The power brick that comes with the CUAV v3 controller says it accepts 2S to 8S input. But these do NOT work on 2S power. It requires minimum 3S to get power out of the voltage regulator to the controller. So I have a Hex Power Brick Mini on it instead, as this one as has always worked on 2S. However, it may not work reliably on 2S. If the flight systems power sags due to servo or payload load on the system, with that power brick operating on the lower end of the voltage regulator’s range, it will cut the power to the controller momentarily.
I just verified this on a bench test. I powered the system up with the voltage at 7.8V. I let the system run long enough to get the battery to sag to 7.5V. With a probe on my DVOM to measure the voltage I armed it and operated all the servos with the RC. The voltage to the controller dropped to 3.91V.
So my conclusion is that in my piston helicopters running a 2S flight systems voltage that I should be using a different style of BEC that is suited to 2S input to power the electronics. Only use the power brick to monitor the system voltage to ensure the generator is working. And, of course, change my backup battery to a “non-smart” one that continuously powers the backup port.
Thought I’d pass along what we learned, as this could happen to other people running HV servos on straight 2S power, and powering their system with the power brick that comes with the controller on the 2S battery. The generator normally maintains 7.85V system voltage. But in this case the tlog indicates the servo rail was down to around 7.7V due to the battery being a bit low from bench running it in the shop prior to the flight. It takes the generator an hour to charge up the battery to normal voltage if it’s low, along with powering the rest of the system load.
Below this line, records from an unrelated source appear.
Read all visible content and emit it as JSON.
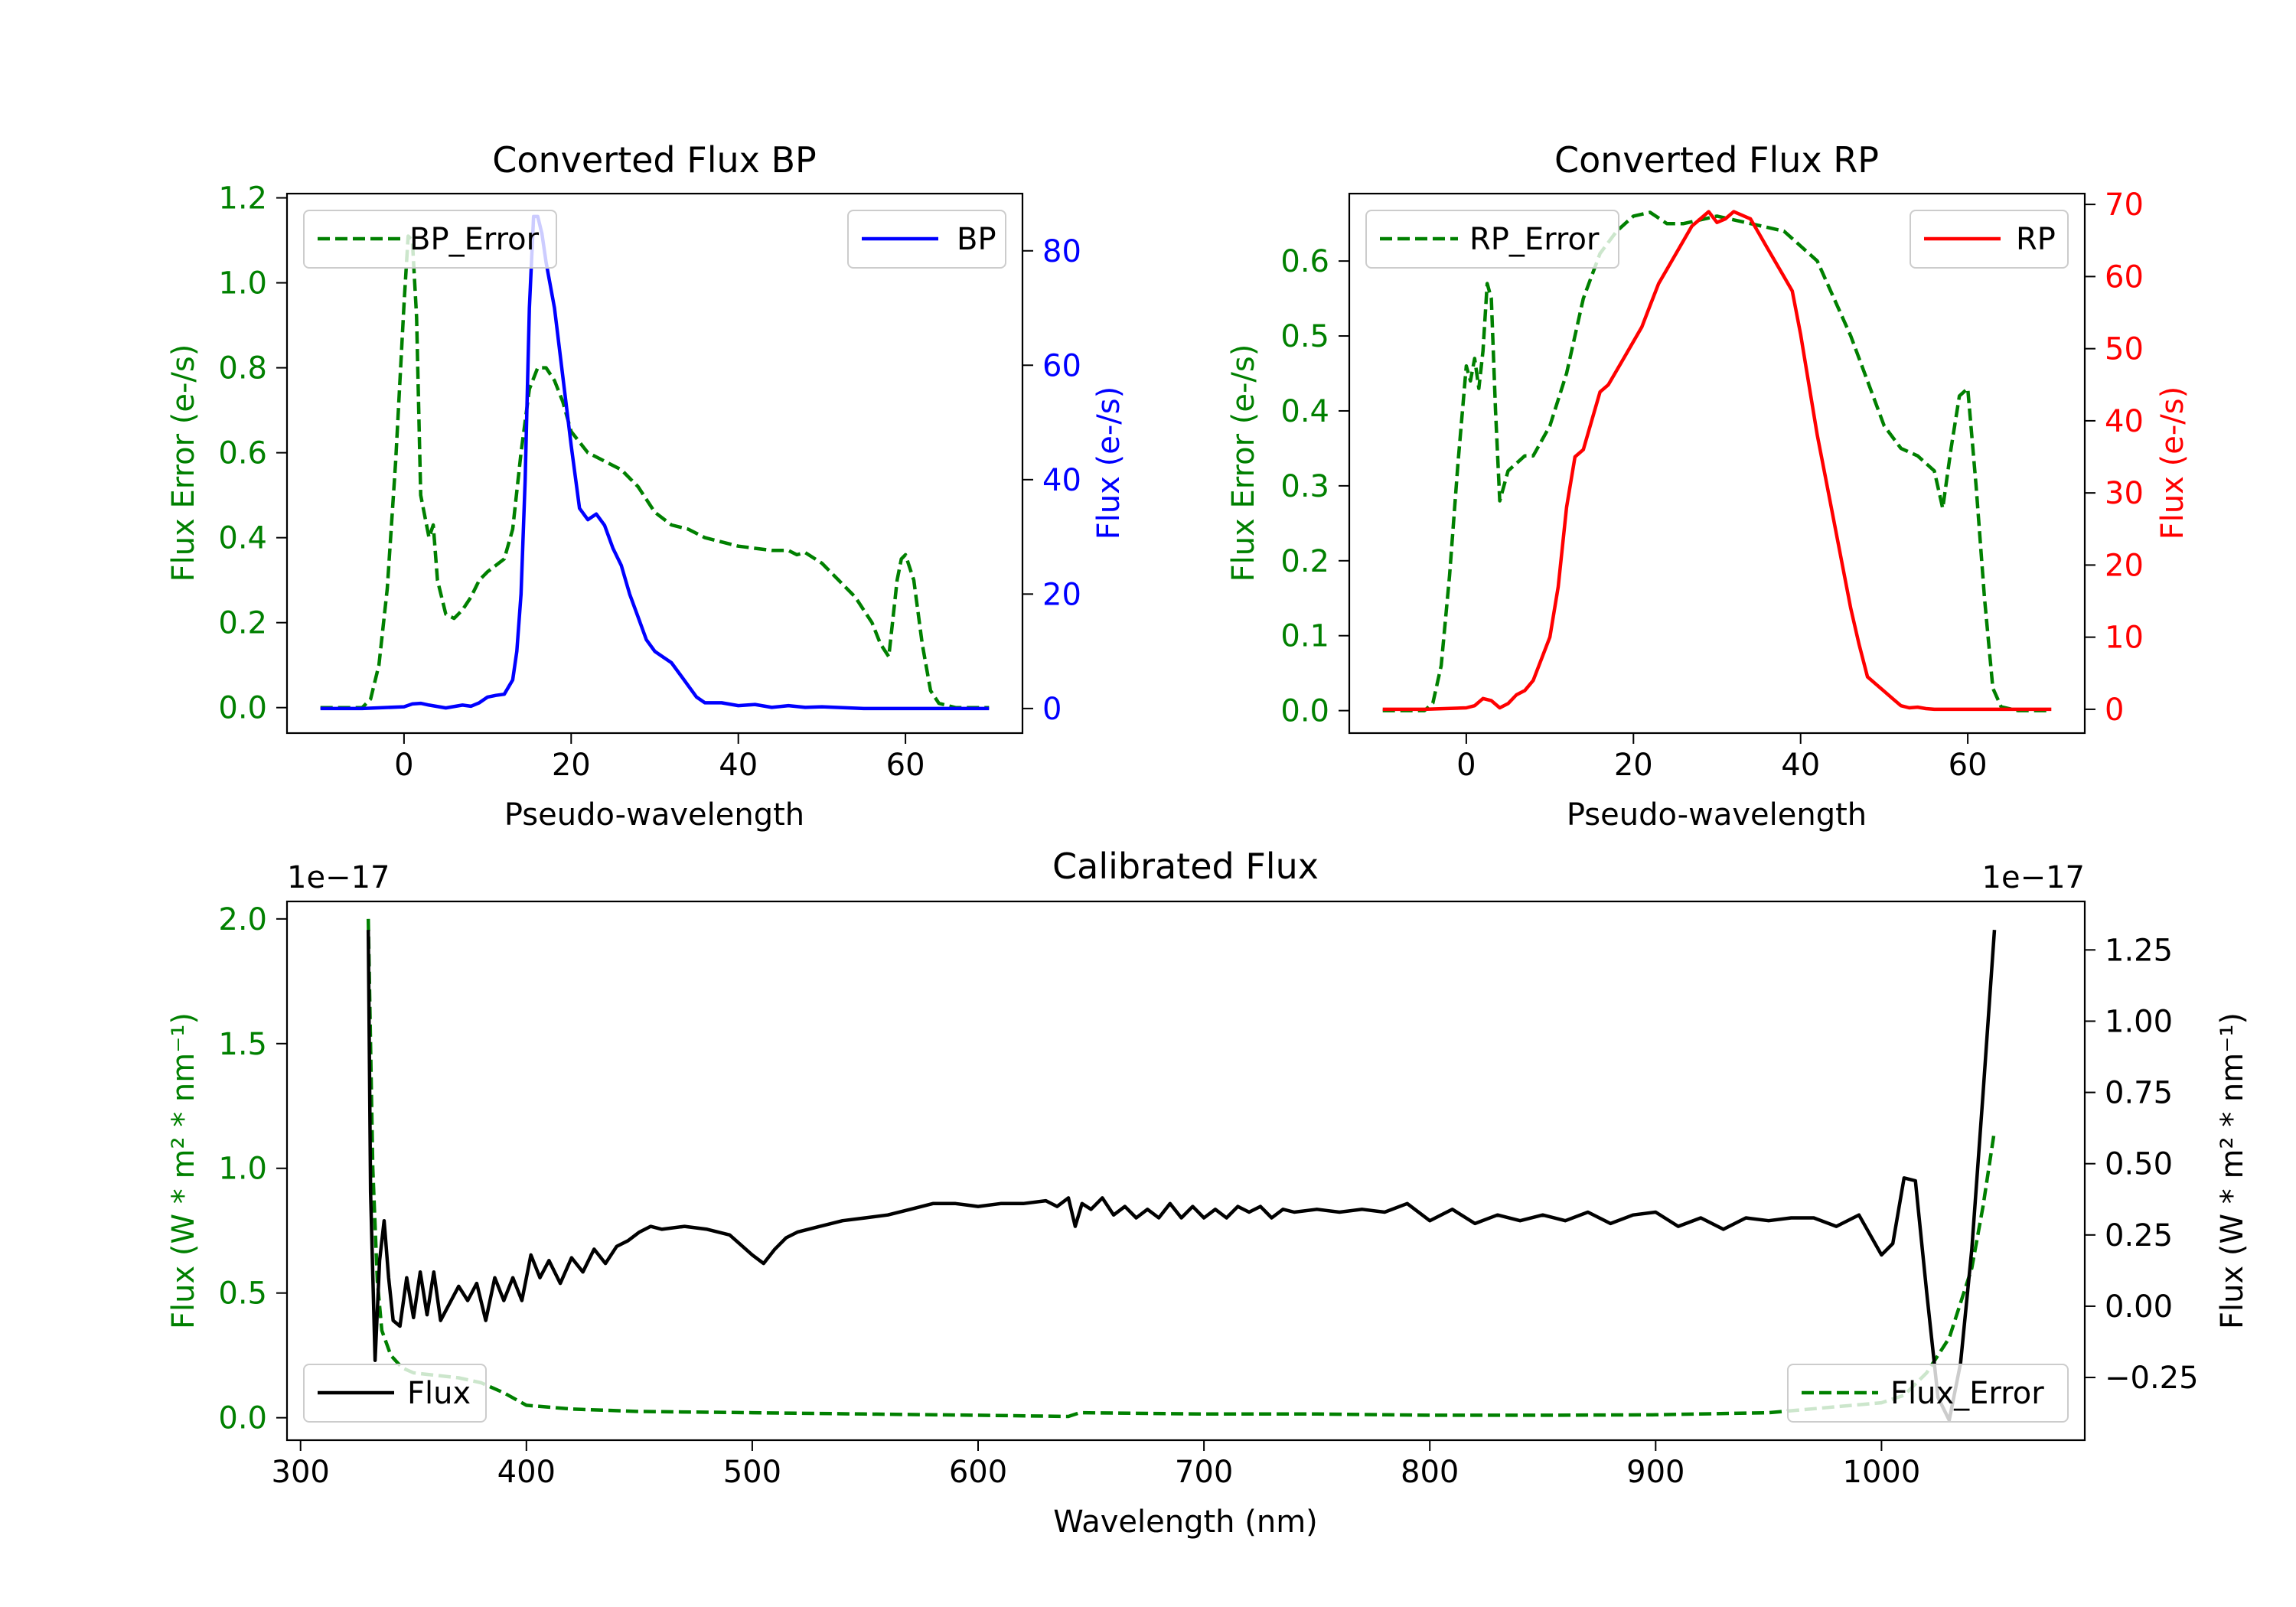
{
  "colors": {
    "green": "#008000",
    "blue": "#0000ff",
    "red": "#ff0000",
    "black": "#000000"
  },
  "chart_data": [
    {
      "type": "line",
      "title": "Converted Flux BP",
      "xlabel": "Pseudo-wavelength",
      "ylabel_left": "Flux Error (e-/s)",
      "ylabel_right": "Flux (e-/s)",
      "xlim": [
        -14,
        74
      ],
      "ylim_left": [
        -0.06,
        1.21
      ],
      "ylim_right": [
        -4.3,
        90
      ],
      "xticks": [
        0,
        20,
        40,
        60
      ],
      "yticks_left": [
        0.0,
        0.2,
        0.4,
        0.6,
        0.8,
        1.0,
        1.2
      ],
      "ytick_labels_left": [
        "0.0",
        "0.2",
        "0.4",
        "0.6",
        "0.8",
        "1.0",
        "1.2"
      ],
      "yticks_right": [
        0,
        20,
        40,
        60,
        80
      ],
      "ytick_labels_right": [
        "0",
        "20",
        "40",
        "60",
        "80"
      ],
      "legend_left": "BP_Error",
      "legend_right": "BP",
      "series": [
        {
          "name": "BP_Error",
          "axis": "left",
          "color": "#008000",
          "style": "dashed",
          "x": [
            -10,
            -5,
            -4,
            -3,
            -2,
            -1,
            0,
            0.5,
            1,
            1.5,
            2,
            3,
            3.5,
            4,
            5,
            6,
            7,
            8,
            9,
            10,
            12,
            13,
            14,
            15,
            16,
            17,
            18,
            19,
            20,
            22,
            24,
            26,
            28,
            30,
            32,
            34,
            36,
            38,
            40,
            42,
            44,
            46,
            47,
            48,
            50,
            52,
            54,
            56,
            57,
            58,
            59,
            59.5,
            60,
            61,
            62,
            63,
            64,
            66,
            70
          ],
          "y": [
            0.0,
            0.0,
            0.02,
            0.1,
            0.28,
            0.58,
            0.95,
            1.11,
            1.1,
            0.92,
            0.5,
            0.4,
            0.43,
            0.3,
            0.22,
            0.21,
            0.23,
            0.26,
            0.3,
            0.32,
            0.35,
            0.42,
            0.6,
            0.75,
            0.8,
            0.8,
            0.77,
            0.72,
            0.65,
            0.6,
            0.58,
            0.56,
            0.52,
            0.46,
            0.43,
            0.42,
            0.4,
            0.39,
            0.38,
            0.375,
            0.37,
            0.37,
            0.36,
            0.365,
            0.34,
            0.3,
            0.26,
            0.2,
            0.15,
            0.12,
            0.3,
            0.35,
            0.36,
            0.3,
            0.15,
            0.04,
            0.01,
            0.0,
            0.0
          ]
        },
        {
          "name": "BP",
          "axis": "right",
          "color": "#0000ff",
          "style": "solid",
          "x": [
            -10,
            -5,
            0,
            1,
            2,
            3,
            5,
            7,
            8,
            9,
            10,
            11,
            12,
            13,
            13.5,
            14,
            14.5,
            15,
            15.5,
            16,
            16.5,
            17,
            18,
            19,
            20,
            21,
            22,
            23,
            24,
            25,
            26,
            27,
            28,
            29,
            30,
            31,
            32,
            33,
            34,
            35,
            36,
            38,
            40,
            42,
            44,
            46,
            48,
            50,
            55,
            60,
            65,
            70
          ],
          "y": [
            0,
            0,
            0.3,
            0.8,
            0.9,
            0.6,
            0.1,
            0.6,
            0.4,
            1.0,
            2.0,
            2.3,
            2.5,
            5,
            10,
            20,
            40,
            70,
            86,
            86,
            83,
            78,
            70,
            58,
            46,
            35,
            33,
            34,
            32,
            28,
            25,
            20,
            16,
            12,
            10,
            9,
            8,
            6,
            4,
            2,
            1,
            1,
            0.5,
            0.7,
            0.2,
            0.5,
            0.2,
            0.3,
            0,
            0,
            0,
            0
          ]
        }
      ]
    },
    {
      "type": "line",
      "title": "Converted Flux RP",
      "xlabel": "Pseudo-wavelength",
      "ylabel_left": "Flux Error (e-/s)",
      "ylabel_right": "Flux (e-/s)",
      "xlim": [
        -14,
        74
      ],
      "ylim_left": [
        -0.03,
        0.69
      ],
      "ylim_right": [
        -3.3,
        71.5
      ],
      "xticks": [
        0,
        20,
        40,
        60
      ],
      "yticks_left": [
        0.0,
        0.1,
        0.2,
        0.3,
        0.4,
        0.5,
        0.6
      ],
      "ytick_labels_left": [
        "0.0",
        "0.1",
        "0.2",
        "0.3",
        "0.4",
        "0.5",
        "0.6"
      ],
      "yticks_right": [
        0,
        10,
        20,
        30,
        40,
        50,
        60,
        70
      ],
      "ytick_labels_right": [
        "0",
        "10",
        "20",
        "30",
        "40",
        "50",
        "60",
        "70"
      ],
      "legend_left": "RP_Error",
      "legend_right": "RP",
      "series": [
        {
          "name": "RP_Error",
          "axis": "left",
          "color": "#008000",
          "style": "dashed",
          "x": [
            -10,
            -5,
            -4,
            -3,
            -2,
            -1,
            0,
            0.5,
            1,
            1.5,
            2,
            2.5,
            3,
            3.5,
            4,
            5,
            6,
            7,
            8,
            9,
            10,
            12,
            14,
            16,
            18,
            20,
            22,
            24,
            26,
            28,
            30,
            32,
            34,
            36,
            38,
            40,
            42,
            44,
            46,
            48,
            50,
            52,
            54,
            55,
            56,
            57,
            58,
            59,
            60,
            61,
            62,
            63,
            64,
            66,
            70
          ],
          "y": [
            0.0,
            0.0,
            0.01,
            0.06,
            0.18,
            0.33,
            0.46,
            0.44,
            0.47,
            0.43,
            0.48,
            0.57,
            0.55,
            0.4,
            0.28,
            0.32,
            0.33,
            0.34,
            0.34,
            0.36,
            0.38,
            0.45,
            0.55,
            0.61,
            0.64,
            0.66,
            0.665,
            0.65,
            0.65,
            0.655,
            0.66,
            0.655,
            0.65,
            0.645,
            0.64,
            0.62,
            0.6,
            0.55,
            0.5,
            0.44,
            0.38,
            0.35,
            0.34,
            0.33,
            0.32,
            0.27,
            0.35,
            0.42,
            0.43,
            0.3,
            0.15,
            0.03,
            0.005,
            0.0,
            0.0
          ]
        },
        {
          "name": "RP",
          "axis": "right",
          "color": "#ff0000",
          "style": "solid",
          "x": [
            -10,
            -5,
            0,
            1,
            2,
            3,
            4,
            5,
            6,
            7,
            8,
            9,
            10,
            11,
            12,
            13,
            14,
            15,
            16,
            17,
            18,
            19,
            20,
            21,
            22,
            23,
            24,
            25,
            26,
            27,
            28,
            29,
            30,
            31,
            32,
            33,
            34,
            35,
            36,
            37,
            38,
            39,
            40,
            41,
            42,
            43,
            44,
            45,
            46,
            47,
            48,
            49,
            50,
            51,
            52,
            53,
            54,
            55,
            56,
            58,
            60,
            65,
            70
          ],
          "y": [
            0,
            0,
            0.2,
            0.5,
            1.5,
            1.2,
            0.2,
            0.8,
            2,
            2.6,
            4,
            7,
            10,
            17,
            28,
            35,
            36,
            40,
            44,
            45,
            47,
            49,
            51,
            53,
            56,
            59,
            61,
            63,
            65,
            67,
            68,
            69,
            67.5,
            68,
            69,
            68.5,
            68,
            66,
            64,
            62,
            60,
            58,
            52,
            45,
            38,
            32,
            26,
            20,
            14,
            9,
            4.5,
            3.5,
            2.5,
            1.5,
            0.5,
            0.2,
            0.3,
            0.1,
            0,
            0,
            0,
            0,
            0
          ]
        }
      ]
    },
    {
      "type": "line",
      "title": "Calibrated Flux",
      "xlabel": "Wavelength (nm)",
      "ylabel_left": "Flux (W * m² * nm⁻¹)",
      "ylabel_right": "Flux (W * m² * nm⁻¹)",
      "offset_left": "1e−17",
      "offset_right": "1e−17",
      "xlim": [
        294,
        1090
      ],
      "ylim_left": [
        -0.09,
        2.07
      ],
      "ylim_right": [
        -0.47,
        1.42
      ],
      "xticks": [
        300,
        400,
        500,
        600,
        700,
        800,
        900,
        1000
      ],
      "yticks_left": [
        0.0,
        0.5,
        1.0,
        1.5,
        2.0
      ],
      "ytick_labels_left": [
        "0.0",
        "0.5",
        "1.0",
        "1.5",
        "2.0"
      ],
      "yticks_right": [
        -0.25,
        0.0,
        0.25,
        0.5,
        0.75,
        1.0,
        1.25
      ],
      "ytick_labels_right": [
        "−0.25",
        "0.00",
        "0.25",
        "0.50",
        "0.75",
        "1.00",
        "1.25"
      ],
      "legend_left": "Flux",
      "legend_right": "Flux_Error",
      "series": [
        {
          "name": "Flux_Error",
          "axis": "left",
          "color": "#008000",
          "style": "dashed",
          "x": [
            330,
            332,
            334,
            336,
            340,
            345,
            350,
            360,
            370,
            380,
            390,
            400,
            420,
            450,
            500,
            550,
            600,
            640,
            645,
            700,
            750,
            800,
            850,
            900,
            950,
            1000,
            1010,
            1020,
            1030,
            1040,
            1045,
            1050
          ],
          "y": [
            2.0,
            1.0,
            0.55,
            0.35,
            0.25,
            0.2,
            0.18,
            0.17,
            0.16,
            0.14,
            0.1,
            0.05,
            0.035,
            0.025,
            0.02,
            0.015,
            0.01,
            0.005,
            0.02,
            0.015,
            0.015,
            0.01,
            0.01,
            0.012,
            0.02,
            0.06,
            0.09,
            0.18,
            0.32,
            0.6,
            0.85,
            1.15
          ]
        },
        {
          "name": "Flux",
          "axis": "right",
          "color": "#000000",
          "style": "solid",
          "x": [
            330,
            331,
            333,
            335,
            337,
            339,
            341,
            344,
            347,
            350,
            353,
            356,
            359,
            362,
            366,
            370,
            374,
            378,
            382,
            386,
            390,
            394,
            398,
            402,
            406,
            410,
            415,
            420,
            425,
            430,
            435,
            440,
            445,
            450,
            455,
            460,
            470,
            480,
            490,
            500,
            505,
            510,
            515,
            520,
            530,
            540,
            550,
            560,
            570,
            580,
            590,
            600,
            610,
            620,
            630,
            635,
            640,
            643,
            646,
            650,
            655,
            660,
            665,
            670,
            675,
            680,
            685,
            690,
            695,
            700,
            705,
            710,
            715,
            720,
            725,
            730,
            735,
            740,
            750,
            760,
            770,
            780,
            790,
            800,
            810,
            820,
            830,
            840,
            850,
            860,
            870,
            880,
            890,
            900,
            910,
            920,
            930,
            940,
            950,
            960,
            970,
            980,
            990,
            1000,
            1005,
            1010,
            1015,
            1020,
            1025,
            1030,
            1035,
            1040,
            1045,
            1050
          ],
          "y": [
            1.32,
            0.4,
            -0.19,
            0.16,
            0.3,
            0.1,
            -0.05,
            -0.07,
            0.1,
            -0.04,
            0.12,
            -0.03,
            0.12,
            -0.05,
            0.01,
            0.07,
            0.02,
            0.08,
            -0.05,
            0.1,
            0.02,
            0.1,
            0.02,
            0.18,
            0.1,
            0.16,
            0.08,
            0.17,
            0.12,
            0.2,
            0.15,
            0.21,
            0.23,
            0.26,
            0.28,
            0.27,
            0.28,
            0.27,
            0.25,
            0.18,
            0.15,
            0.2,
            0.24,
            0.26,
            0.28,
            0.3,
            0.31,
            0.32,
            0.34,
            0.36,
            0.36,
            0.35,
            0.36,
            0.36,
            0.37,
            0.35,
            0.38,
            0.28,
            0.36,
            0.34,
            0.38,
            0.32,
            0.35,
            0.31,
            0.34,
            0.31,
            0.36,
            0.31,
            0.35,
            0.31,
            0.34,
            0.31,
            0.35,
            0.33,
            0.35,
            0.31,
            0.34,
            0.33,
            0.34,
            0.33,
            0.34,
            0.33,
            0.36,
            0.3,
            0.34,
            0.29,
            0.32,
            0.3,
            0.32,
            0.3,
            0.33,
            0.29,
            0.32,
            0.33,
            0.28,
            0.31,
            0.27,
            0.31,
            0.3,
            0.31,
            0.31,
            0.28,
            0.32,
            0.18,
            0.22,
            0.45,
            0.44,
            0.05,
            -0.32,
            -0.4,
            -0.2,
            0.2,
            0.75,
            1.32
          ]
        }
      ]
    }
  ]
}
And I think that sagged voltage was just enough to cause the power brick to momentarily shut 'er down in flight, as it had hit the bottom of what the voltage regulator could do to power the flight system. So she browned out and put my helicopter into autorotation.
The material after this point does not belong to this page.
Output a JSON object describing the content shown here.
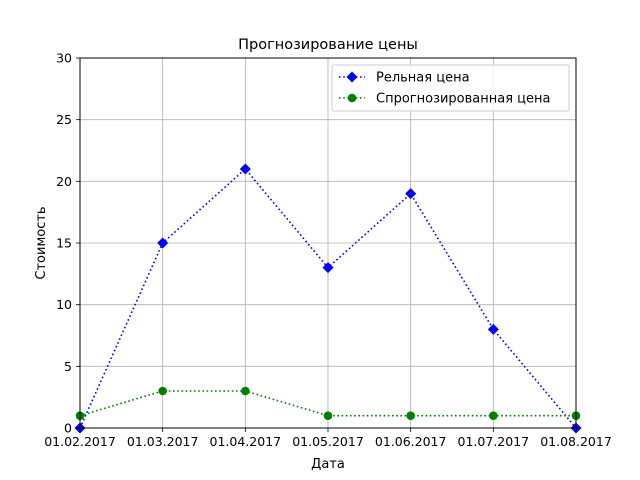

I could “patch” this by setting the minimum arming voltage to 7.8V instead of 7.7. But that would not fix the root cause of the problem, especially if the generator failed in flight and I had to bring it home just on what’s left in the battery. There is ~5A load on the system with electronics, servos, radios, high-powered FPV transmitter, payload. If the generator fails it doesn’t take but a few minutes for the flight systems power to sag below 7.5V with everything operating.